Effigy comes with a set of pre-defined tasks that cover a bunch of regularly needed functionality:

  • analyze - Setup and run PHPStan analysis on your project

  • check-executable-permissions - Ensure only files defined in your Composer bin list are executable

  • check-git-exports - Ensure your .gitattributes file exists and makes sense

  • check-non-ascii - Look for problematic non-ascii characters in your PHP code.
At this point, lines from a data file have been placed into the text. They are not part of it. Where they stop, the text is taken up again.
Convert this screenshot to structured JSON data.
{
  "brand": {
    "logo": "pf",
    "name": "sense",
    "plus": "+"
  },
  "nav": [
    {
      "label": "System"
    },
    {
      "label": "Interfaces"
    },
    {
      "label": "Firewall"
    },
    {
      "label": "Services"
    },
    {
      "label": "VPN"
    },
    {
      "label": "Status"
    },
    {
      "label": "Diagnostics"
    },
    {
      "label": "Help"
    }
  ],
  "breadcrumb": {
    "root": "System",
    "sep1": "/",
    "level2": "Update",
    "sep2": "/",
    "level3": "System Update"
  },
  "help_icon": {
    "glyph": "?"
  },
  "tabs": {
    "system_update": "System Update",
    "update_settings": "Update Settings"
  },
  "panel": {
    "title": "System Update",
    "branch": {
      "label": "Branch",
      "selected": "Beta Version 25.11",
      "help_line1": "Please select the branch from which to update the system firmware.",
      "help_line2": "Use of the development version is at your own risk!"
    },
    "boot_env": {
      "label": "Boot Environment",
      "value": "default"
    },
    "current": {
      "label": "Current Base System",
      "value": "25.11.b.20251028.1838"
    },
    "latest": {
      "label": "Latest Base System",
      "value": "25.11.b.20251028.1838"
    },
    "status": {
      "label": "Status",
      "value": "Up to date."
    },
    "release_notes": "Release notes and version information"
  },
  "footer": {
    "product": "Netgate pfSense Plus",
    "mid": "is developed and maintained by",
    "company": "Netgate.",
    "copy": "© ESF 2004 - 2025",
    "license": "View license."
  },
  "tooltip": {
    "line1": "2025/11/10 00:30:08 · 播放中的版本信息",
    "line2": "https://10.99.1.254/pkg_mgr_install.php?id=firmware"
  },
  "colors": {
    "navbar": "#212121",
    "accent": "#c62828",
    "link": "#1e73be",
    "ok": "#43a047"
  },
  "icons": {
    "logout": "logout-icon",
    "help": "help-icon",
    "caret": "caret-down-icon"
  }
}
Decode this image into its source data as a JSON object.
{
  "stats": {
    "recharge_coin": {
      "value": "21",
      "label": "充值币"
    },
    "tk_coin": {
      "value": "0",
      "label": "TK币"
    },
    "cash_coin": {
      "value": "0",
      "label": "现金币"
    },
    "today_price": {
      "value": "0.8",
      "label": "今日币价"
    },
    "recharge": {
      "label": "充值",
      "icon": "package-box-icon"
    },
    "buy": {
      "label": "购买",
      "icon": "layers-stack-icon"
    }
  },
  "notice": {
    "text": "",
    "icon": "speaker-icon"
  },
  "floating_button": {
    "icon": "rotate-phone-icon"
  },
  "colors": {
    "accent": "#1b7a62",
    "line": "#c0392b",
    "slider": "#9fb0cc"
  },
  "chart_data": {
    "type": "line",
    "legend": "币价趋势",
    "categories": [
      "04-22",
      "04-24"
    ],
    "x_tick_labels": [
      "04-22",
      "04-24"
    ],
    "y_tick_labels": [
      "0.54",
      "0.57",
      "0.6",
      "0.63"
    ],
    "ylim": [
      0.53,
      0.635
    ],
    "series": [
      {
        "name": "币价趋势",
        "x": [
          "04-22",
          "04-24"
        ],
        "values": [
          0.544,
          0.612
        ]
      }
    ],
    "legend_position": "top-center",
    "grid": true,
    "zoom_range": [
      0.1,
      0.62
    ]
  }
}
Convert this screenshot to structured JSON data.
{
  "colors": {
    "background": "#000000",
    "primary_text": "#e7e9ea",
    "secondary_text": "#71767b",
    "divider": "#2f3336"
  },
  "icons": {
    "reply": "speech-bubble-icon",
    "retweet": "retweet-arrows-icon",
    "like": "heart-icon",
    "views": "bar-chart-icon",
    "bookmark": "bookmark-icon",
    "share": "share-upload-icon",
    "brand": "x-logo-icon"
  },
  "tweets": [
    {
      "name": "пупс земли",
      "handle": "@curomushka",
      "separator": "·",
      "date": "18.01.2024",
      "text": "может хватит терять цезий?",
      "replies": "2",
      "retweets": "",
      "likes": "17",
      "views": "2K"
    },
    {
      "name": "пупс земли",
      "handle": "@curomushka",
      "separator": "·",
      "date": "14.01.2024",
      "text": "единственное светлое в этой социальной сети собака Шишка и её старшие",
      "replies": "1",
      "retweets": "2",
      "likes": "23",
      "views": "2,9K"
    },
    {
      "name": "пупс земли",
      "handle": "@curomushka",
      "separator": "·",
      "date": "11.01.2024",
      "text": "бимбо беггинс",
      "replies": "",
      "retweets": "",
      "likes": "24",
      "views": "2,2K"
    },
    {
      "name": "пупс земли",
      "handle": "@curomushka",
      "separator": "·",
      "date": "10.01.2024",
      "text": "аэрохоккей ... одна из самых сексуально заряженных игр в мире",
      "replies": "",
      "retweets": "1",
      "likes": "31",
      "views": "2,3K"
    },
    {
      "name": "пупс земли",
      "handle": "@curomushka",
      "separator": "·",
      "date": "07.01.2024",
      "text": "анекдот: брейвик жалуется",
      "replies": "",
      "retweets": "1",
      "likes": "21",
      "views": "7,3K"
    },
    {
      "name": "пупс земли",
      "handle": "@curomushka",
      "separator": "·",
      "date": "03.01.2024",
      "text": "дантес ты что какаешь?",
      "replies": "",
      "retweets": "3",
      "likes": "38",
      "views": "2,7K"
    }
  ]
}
Comment line with // @ignore-non-ascii for non-ascii characters you want to keep

  • eclint - Setup and run the eclint linter tool to check your code conforms to your .editorconfig file

  • format - Setup and run Easy Coding Standards formatter

  • generate-changelog - Generate a changelog file from a template

  • generate-composer-config - Generate a composer.json file from a template

  • generate-ecs-config - Generate an Easy Coding Standard config from a template

  • generate-editor-config - Generate a .editorconfig file from a template

  • generate-git-attributes - Generate a .gitattributes file from a template

  • generate-github-workflow - Generate a GitHub workflow file to check, test and analyze your project automatically via GitHub actions

  • generate-gitignore - Generate a .gitignore file from a template

  • generate-phpstan-config - Generate a PHPStan config from a template

  • generate-readme - Generate a README.md file from a template

  • init-package - Call init-repo and all the above file generate tasks

  • init-repo - Prepare your project's git repository and initialise git-flow if it's available

  • install-local / remove-local - Install / uninstall a local effigy bin file in your project so Effigy can be called without being available globally

  • lint - Setup and run PHP parallel-lint on your project code

  • mount / unmount - Mount / unmount a dependency package with a symbolic link for direct development, see below

  • prep - Prepare your package for release - update dependencies, analyze, format, test and check everything, thoroughly

  • self-update - Ensure Effigy is up to date

  • set-php - Defined a custom version of PHP to use for your project

  • upgrade - Update Composer packages and tidy up afterwards

  • veneer-stub - Create stubs (for editor autocompletion) for libraries with Veneer frontages

  • version - Get the current version of Effigy

Mounting Dependencies

Sometimes it is necessary to work on a secondary package in context of your main project - but this usually requires having to set up a specialised testing environment and is a total pain to achieve.

Effigy offers the mount and unmount tasks which will add special configuration to your composer.json which enables temporary symbolic links to a local copy of that package to allow development in-situ.

Once your development is complete, you must unmount before committing anything to your main project's repository as the configuration in your composer.json is specific to your environment.

For example, say you had this in your composer.json:

{
    "require": {
        "mycompany/shared-library": "^2.5"
    }
}

If you needed to add a feature to mycompany/shared-library you can:

effigy mount shared-library

Effigy will then ask for the path to your local copy of this package and update your composer.json to include a local repository definition. You may then make your changes to your local copy of shared-library and test it in context of your project.

effigy unmount

This will return your configuration back to normal, reinstalling the latest compatible version of your dependency. You may wish to finalise, commit and release the update to the dependency package before unmounting (no config is changed in shared-library in the mounting process) so that the updated version is pulled in during the unmount command.

Roadmap

At the time of writing, Effigy is at v0.4.0, and still in pre-release state. It is however stable and reasonably feature-complete and in use in production environments internally.

A final v1 release is pending, awaiting final documentation and full test coverage however due to the standalone nature of the package, there's little reason not to give Effigy a try in your current project.